An estimated 5 million people would lose Medicaid coverage in 2018 under the House health care legislation, according to the last analysis of the bill by the Congressional Budget Office. That number would grow to 14 million people by 2026, fueling a 17 percent reduction in Medicaid enrollment.
The CBO is expected to issue a new analysis of the GOP bill Wednesday.
While the legislation also would allow states to implement work requirements for Medicaid recipients, the Trump administration could do the same thing by granting states a federal waiver of Medicaid rules.
Six states – Arkansas, Indiana, Iowa, Michigan, Montana and New Hampshire _ operate their Medicaid expansion programs through federal waivers, a system that allows them more flexibility to create policies designed to promote financial responsibility among enrollees.
Kentucky also wants one to impose a host of conservative policy changes, including work requirements for people using the program. Arizona’s waiver request seeks many of the same changes, plus a five-year lifetime limit on program benefits.
If Health and Human Services Secretary Tom Price grants the requests as expected, the measures would mark the first time in the history of the program that benefits would be capped and Medicaid eligibility would be tied to work requirements.
Solomon expects Price to grant the Kentucky and Arizona waiver requests. But they’ll likely be challenged in court, she said, because neither request meets a basic requirement of waiver experiments and demonstrations: to further the objectives of the Medicaid program, such as improving coverage, health outcomes and access to providers.

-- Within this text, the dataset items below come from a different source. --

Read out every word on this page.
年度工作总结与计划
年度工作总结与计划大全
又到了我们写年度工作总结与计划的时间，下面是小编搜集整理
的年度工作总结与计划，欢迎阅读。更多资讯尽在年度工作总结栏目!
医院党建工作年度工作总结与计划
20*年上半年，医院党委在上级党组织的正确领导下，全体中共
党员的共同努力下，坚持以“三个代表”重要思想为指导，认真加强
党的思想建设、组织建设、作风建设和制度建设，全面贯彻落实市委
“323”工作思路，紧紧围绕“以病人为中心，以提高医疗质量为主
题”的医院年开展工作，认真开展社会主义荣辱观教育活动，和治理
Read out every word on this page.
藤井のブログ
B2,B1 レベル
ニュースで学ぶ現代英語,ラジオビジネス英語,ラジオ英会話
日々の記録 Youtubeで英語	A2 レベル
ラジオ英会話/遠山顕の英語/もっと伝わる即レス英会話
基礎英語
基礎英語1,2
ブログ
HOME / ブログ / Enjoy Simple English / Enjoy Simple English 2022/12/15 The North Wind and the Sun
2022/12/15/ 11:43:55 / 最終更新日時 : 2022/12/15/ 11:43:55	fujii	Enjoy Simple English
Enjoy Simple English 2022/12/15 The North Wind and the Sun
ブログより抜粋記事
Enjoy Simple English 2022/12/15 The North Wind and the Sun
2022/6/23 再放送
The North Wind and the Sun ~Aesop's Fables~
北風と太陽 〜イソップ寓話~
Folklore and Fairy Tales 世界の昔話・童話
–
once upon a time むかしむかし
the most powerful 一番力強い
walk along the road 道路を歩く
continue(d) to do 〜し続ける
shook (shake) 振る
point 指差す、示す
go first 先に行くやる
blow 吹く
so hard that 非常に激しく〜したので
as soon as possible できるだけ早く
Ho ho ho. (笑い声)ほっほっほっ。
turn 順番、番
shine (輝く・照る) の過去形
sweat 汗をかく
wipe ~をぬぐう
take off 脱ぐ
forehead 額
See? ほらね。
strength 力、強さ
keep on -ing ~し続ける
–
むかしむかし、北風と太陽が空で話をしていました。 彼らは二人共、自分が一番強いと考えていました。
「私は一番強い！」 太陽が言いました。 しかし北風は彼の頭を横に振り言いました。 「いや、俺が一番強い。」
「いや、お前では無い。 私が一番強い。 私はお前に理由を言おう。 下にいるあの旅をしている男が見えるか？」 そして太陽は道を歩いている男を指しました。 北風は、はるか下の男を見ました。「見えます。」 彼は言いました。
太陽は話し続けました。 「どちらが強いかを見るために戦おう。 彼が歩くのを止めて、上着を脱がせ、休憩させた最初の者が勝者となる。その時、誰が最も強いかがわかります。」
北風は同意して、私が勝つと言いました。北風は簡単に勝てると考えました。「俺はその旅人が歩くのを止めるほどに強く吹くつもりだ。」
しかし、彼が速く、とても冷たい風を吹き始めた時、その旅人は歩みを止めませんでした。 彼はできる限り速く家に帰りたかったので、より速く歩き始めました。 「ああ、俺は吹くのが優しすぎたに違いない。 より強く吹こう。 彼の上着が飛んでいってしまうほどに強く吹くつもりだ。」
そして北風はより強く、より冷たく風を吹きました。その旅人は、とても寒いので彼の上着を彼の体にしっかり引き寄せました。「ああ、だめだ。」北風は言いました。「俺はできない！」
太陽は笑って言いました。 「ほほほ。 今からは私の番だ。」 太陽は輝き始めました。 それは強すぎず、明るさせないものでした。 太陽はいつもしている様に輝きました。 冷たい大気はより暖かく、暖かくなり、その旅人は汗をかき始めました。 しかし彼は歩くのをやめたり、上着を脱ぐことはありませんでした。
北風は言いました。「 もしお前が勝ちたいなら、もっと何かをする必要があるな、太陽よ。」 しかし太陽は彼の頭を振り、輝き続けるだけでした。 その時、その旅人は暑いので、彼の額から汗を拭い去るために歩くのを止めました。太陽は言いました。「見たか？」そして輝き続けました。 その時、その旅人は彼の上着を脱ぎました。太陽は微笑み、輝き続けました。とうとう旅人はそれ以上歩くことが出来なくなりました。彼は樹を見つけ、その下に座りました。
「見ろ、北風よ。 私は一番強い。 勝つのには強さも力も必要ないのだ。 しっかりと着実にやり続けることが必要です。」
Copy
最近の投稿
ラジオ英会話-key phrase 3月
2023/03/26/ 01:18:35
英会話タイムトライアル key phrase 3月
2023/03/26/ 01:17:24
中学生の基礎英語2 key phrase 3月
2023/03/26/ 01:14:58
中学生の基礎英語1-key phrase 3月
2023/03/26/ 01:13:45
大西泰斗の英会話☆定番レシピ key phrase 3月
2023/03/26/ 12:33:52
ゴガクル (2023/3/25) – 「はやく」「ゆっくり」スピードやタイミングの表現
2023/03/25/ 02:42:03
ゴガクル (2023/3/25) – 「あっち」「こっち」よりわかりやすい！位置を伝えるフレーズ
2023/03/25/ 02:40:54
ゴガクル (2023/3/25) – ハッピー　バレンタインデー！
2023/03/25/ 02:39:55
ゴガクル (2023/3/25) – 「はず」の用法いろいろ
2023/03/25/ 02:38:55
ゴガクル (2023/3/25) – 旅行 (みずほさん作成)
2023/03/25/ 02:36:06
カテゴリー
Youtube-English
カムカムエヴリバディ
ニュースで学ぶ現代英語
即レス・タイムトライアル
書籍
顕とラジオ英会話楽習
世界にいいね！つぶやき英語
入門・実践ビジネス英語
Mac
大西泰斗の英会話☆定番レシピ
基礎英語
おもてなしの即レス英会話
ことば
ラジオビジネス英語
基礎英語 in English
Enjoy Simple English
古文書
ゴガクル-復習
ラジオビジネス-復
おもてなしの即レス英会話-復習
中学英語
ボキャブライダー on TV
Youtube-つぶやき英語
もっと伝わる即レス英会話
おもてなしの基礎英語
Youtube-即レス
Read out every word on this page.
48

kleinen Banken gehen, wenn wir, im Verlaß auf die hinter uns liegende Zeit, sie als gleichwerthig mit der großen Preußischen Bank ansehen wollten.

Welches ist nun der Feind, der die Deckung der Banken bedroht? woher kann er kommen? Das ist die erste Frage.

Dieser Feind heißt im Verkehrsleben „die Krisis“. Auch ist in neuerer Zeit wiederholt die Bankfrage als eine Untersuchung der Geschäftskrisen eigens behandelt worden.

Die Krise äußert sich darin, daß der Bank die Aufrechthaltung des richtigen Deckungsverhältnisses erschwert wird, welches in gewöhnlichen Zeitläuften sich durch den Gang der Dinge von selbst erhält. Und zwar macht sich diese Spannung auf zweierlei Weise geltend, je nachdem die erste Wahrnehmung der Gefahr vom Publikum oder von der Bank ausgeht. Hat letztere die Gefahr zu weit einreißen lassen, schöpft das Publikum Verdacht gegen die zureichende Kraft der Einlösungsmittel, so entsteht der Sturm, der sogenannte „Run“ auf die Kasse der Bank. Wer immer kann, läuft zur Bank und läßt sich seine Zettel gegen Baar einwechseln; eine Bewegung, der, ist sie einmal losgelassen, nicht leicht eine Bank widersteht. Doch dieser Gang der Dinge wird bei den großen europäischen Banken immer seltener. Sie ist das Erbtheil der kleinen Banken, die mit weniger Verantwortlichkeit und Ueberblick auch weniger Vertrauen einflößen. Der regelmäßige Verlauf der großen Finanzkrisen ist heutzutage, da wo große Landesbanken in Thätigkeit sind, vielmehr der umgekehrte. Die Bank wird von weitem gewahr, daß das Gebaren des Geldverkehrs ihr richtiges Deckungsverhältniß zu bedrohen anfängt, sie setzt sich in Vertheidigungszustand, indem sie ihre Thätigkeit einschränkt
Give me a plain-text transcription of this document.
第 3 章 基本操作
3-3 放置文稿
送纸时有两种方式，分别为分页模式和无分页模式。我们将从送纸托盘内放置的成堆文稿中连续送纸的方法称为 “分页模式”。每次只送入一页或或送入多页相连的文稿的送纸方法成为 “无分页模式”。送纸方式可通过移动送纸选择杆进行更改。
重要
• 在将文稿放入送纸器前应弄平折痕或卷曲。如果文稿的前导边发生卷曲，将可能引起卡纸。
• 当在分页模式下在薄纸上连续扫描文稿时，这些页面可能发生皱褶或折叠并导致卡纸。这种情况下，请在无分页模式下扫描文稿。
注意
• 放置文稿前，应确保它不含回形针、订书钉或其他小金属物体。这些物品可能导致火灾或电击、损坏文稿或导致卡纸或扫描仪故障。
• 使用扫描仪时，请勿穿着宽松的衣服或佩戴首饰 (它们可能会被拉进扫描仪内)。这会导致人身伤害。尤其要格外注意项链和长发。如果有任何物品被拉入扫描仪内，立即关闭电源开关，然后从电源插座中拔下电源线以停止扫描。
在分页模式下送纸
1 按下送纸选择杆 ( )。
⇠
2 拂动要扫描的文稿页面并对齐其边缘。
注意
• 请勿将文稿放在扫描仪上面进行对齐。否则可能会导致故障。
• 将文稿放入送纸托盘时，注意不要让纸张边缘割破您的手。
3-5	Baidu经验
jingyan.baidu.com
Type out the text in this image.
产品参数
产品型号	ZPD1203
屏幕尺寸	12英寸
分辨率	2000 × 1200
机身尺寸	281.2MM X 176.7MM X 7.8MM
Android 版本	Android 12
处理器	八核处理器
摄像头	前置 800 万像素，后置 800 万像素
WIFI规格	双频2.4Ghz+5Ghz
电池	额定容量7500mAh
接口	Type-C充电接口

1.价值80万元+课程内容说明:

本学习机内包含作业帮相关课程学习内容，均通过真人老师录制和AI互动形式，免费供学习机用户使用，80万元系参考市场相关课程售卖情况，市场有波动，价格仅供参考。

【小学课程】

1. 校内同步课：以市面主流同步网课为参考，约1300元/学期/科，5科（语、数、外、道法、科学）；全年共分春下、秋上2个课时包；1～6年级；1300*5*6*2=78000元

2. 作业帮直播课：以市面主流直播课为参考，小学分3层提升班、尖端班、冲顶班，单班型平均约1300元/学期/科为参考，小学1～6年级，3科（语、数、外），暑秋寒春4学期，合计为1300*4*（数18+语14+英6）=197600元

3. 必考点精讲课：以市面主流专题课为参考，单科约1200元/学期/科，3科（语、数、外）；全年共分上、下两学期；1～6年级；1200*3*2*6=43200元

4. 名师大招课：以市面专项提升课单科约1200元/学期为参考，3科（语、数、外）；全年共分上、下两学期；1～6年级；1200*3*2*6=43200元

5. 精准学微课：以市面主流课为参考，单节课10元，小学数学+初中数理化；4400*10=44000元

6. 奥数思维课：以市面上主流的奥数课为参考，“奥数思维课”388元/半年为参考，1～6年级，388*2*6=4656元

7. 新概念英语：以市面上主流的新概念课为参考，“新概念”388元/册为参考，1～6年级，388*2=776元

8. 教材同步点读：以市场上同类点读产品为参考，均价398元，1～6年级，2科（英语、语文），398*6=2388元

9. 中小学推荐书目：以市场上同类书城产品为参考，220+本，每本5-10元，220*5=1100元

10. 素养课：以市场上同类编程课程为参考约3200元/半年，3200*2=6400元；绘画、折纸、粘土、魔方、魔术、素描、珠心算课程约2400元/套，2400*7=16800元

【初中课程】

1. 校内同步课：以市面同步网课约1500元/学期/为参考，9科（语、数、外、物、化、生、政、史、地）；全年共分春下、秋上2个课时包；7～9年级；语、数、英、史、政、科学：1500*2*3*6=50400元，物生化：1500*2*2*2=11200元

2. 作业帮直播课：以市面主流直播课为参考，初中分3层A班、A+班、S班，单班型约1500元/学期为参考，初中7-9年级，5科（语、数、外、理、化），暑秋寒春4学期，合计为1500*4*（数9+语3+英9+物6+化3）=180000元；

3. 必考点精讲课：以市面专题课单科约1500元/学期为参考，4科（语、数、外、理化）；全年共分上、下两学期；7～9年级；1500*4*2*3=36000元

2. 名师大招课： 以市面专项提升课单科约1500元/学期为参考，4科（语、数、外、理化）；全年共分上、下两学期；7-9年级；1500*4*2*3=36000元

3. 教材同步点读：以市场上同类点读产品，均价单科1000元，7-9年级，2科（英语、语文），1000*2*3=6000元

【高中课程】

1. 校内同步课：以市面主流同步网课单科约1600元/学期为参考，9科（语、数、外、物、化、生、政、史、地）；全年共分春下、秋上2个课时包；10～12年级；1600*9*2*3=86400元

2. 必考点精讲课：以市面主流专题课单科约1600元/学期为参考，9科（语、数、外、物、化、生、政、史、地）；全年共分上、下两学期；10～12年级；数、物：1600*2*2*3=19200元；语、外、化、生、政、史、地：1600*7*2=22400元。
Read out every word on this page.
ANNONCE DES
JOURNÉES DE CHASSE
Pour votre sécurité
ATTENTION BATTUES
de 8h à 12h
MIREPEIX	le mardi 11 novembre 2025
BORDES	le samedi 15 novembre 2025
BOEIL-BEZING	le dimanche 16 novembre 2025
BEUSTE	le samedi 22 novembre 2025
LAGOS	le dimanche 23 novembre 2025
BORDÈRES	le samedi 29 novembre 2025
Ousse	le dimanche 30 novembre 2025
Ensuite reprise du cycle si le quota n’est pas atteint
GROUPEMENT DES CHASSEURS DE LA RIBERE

“My opinion, and that of many others, is that a work requirement (and lifetime benefit limit) that will cause people to lose coverage is not something that is consistent with the goals of the Medicaid program, which is essentially to provide health care,” Solomon said.
Gutting Medicaid’s finances would make it hard for hospitals that serve a disproportionate share of Medicaid patients, said Beth Feldpush, senior vice president for policy and advocacy at America’s Essential Hospitals.
She said their member facilities, mainly urban hospitals that serve low-income patients, would likely have to cut staff and services if they ended up treating higher rates of uninsured people who had lost their Medicaid coverage.